Because we have had so very many early miscarriages, there is a strong possibility that H and I, for whatever reason, are incapable of creating a normal embryo. Basically, for those of you who did not do Embryology 101, every human cell contains 23 pairs of chromosomes, and in each pair, one was inherited from the mother, and one from the father. The only human cells therefore not to have 46 chromosomes are sperm and egg, and when they get together to make sweet sweet love embryo, the embryo ends up with a full set of 46. We know we, May and H, both have normal chromosomes ourselves, but in the fun and games of sperm and egg, it is not uncommon for the sperm, or the egg, to have lost a vital bit somewhere, or to be bringing an extra bit with them. This results in embryos with aneuploidy, which is fancy Greek for ‘not an ideal number of chromosomes’ or ‘oh, fuck, oops’. An anuploid embryo, which has too many or too few chromosomes, usually entirely fails to live until implantation. Of the rest, most die within a few days or weeks of implantation. And of those that survive until birth, many poor babies will have lethal deformities and health issues. And some few luckier ones will live, with varying degrees of problems and life-limitations, for varying amounts of time. But, basically, aneuploidy is not a good thing at all. And there is a marked possibility, given our history, that we produce many, possibly nothing but, aneuploid embryos.
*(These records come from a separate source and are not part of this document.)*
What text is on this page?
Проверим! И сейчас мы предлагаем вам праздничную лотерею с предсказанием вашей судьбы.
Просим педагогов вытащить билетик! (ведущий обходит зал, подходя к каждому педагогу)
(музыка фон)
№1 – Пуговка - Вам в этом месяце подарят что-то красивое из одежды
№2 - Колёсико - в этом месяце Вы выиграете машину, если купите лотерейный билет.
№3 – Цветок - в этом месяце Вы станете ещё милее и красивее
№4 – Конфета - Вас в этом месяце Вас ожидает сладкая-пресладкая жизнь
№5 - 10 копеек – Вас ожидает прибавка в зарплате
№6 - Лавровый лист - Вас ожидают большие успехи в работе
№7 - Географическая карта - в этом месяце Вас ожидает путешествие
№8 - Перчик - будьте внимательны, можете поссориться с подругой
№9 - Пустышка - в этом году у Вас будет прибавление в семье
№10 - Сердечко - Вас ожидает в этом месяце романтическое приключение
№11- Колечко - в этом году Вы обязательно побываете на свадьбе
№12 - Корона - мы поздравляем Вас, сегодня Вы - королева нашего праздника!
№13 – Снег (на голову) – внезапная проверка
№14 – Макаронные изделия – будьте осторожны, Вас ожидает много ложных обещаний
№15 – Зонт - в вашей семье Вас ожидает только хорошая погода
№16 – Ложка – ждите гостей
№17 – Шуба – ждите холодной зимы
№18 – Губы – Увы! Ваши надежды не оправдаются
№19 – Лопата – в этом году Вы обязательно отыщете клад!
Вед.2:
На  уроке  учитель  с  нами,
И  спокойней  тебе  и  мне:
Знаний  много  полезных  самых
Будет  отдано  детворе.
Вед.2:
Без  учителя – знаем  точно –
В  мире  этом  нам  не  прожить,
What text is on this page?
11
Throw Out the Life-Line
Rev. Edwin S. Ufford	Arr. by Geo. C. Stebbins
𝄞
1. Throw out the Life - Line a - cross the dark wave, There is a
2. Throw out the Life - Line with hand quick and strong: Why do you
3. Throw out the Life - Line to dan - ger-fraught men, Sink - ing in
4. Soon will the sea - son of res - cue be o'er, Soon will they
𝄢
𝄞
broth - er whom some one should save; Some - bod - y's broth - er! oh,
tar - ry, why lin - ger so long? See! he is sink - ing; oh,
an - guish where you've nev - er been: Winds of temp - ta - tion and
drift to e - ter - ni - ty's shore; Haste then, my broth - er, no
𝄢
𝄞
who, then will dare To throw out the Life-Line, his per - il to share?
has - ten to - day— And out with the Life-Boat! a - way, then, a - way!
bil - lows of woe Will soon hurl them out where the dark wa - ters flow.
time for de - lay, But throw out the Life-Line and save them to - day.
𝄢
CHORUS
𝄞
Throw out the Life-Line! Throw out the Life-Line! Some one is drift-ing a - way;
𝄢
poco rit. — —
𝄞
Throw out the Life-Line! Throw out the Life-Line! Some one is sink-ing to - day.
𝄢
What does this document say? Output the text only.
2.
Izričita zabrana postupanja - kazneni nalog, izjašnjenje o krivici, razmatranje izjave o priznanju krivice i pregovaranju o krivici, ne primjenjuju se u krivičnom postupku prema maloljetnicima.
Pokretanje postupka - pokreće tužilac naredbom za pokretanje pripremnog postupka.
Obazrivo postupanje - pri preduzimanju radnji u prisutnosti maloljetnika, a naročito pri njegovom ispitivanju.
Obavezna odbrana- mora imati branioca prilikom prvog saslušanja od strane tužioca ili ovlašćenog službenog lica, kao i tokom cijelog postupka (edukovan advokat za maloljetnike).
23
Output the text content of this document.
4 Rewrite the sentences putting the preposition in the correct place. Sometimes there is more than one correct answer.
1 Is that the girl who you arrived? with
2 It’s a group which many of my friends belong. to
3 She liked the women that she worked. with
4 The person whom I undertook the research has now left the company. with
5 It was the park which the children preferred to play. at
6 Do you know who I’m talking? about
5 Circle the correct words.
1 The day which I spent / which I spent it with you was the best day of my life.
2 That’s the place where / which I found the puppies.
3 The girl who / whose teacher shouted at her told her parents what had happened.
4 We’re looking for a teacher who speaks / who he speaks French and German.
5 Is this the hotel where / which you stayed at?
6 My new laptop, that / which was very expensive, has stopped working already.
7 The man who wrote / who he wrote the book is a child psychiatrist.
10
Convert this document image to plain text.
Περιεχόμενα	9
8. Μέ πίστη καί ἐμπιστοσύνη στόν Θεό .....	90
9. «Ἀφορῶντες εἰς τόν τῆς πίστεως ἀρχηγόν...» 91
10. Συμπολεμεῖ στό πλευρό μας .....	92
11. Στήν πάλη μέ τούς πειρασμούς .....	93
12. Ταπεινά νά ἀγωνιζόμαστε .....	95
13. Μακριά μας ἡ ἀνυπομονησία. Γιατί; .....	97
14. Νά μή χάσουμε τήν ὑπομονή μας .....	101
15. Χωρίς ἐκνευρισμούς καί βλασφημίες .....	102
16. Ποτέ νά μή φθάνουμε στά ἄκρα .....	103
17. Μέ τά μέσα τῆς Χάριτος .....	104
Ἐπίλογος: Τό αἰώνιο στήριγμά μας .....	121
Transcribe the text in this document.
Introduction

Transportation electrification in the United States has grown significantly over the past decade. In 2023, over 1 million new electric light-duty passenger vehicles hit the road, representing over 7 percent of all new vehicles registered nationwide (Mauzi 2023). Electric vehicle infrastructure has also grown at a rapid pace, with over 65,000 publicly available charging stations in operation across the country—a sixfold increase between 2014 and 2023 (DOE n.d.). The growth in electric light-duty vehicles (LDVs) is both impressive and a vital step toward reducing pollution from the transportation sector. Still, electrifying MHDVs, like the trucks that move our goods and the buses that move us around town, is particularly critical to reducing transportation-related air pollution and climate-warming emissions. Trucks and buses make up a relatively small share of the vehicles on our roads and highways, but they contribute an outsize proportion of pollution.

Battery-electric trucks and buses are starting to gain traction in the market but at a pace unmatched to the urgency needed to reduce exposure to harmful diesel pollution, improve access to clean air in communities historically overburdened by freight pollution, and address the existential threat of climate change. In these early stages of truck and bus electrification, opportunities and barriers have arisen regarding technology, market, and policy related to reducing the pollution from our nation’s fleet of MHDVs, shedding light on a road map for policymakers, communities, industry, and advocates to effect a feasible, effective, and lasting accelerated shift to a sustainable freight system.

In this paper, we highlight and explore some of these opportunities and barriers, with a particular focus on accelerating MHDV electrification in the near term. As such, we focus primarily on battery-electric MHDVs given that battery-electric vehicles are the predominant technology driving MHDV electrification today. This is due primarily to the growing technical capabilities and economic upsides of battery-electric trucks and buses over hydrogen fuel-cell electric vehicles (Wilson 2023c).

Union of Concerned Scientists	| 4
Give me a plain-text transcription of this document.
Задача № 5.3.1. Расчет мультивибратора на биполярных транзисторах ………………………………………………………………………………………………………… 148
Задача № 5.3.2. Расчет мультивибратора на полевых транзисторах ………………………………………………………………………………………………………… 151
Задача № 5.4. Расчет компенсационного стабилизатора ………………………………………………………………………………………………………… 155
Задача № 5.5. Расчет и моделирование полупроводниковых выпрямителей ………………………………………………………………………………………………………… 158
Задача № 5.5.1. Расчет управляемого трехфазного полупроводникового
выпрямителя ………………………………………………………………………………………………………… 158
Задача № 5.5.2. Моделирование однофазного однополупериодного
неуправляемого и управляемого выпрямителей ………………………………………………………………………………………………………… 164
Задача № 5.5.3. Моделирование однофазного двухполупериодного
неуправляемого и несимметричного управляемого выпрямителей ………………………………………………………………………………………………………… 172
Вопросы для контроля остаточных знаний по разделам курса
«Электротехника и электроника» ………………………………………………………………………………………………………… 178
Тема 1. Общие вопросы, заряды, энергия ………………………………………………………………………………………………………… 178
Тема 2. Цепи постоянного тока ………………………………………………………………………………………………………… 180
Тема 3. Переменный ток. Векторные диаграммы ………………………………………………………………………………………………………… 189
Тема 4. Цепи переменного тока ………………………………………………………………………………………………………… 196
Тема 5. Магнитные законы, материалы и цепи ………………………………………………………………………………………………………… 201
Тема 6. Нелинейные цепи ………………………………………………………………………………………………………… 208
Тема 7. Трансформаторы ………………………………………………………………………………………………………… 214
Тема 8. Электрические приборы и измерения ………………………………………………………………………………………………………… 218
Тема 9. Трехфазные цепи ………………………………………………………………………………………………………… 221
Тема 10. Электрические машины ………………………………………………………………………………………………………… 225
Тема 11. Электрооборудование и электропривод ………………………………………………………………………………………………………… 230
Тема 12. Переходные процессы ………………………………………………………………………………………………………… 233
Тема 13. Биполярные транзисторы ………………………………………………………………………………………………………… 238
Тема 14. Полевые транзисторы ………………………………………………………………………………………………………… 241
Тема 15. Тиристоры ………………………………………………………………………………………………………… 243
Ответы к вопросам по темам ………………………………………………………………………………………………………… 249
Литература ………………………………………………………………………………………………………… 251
So CGH is a (expensive) test that checks the number of chromosomes in each embryo. This means we can make sure we’re putting back an euploid embryo, so whatever the hell else happens to it in there under the care of Cute Ute The Despoiler, at least it won’t be genetic malfeasance at the gross level (fine detail arse-pantsery is still a possibility – not all birth defects are caused by aneuploidy. On the plus side, we neither of us come from genetic stock that runs to such matters, which lowers our risk of it being something of that sort (and of course, Cute Ute and The Immune System Of Angry could just wilfully kill it anyway because they are shitweasels like that)).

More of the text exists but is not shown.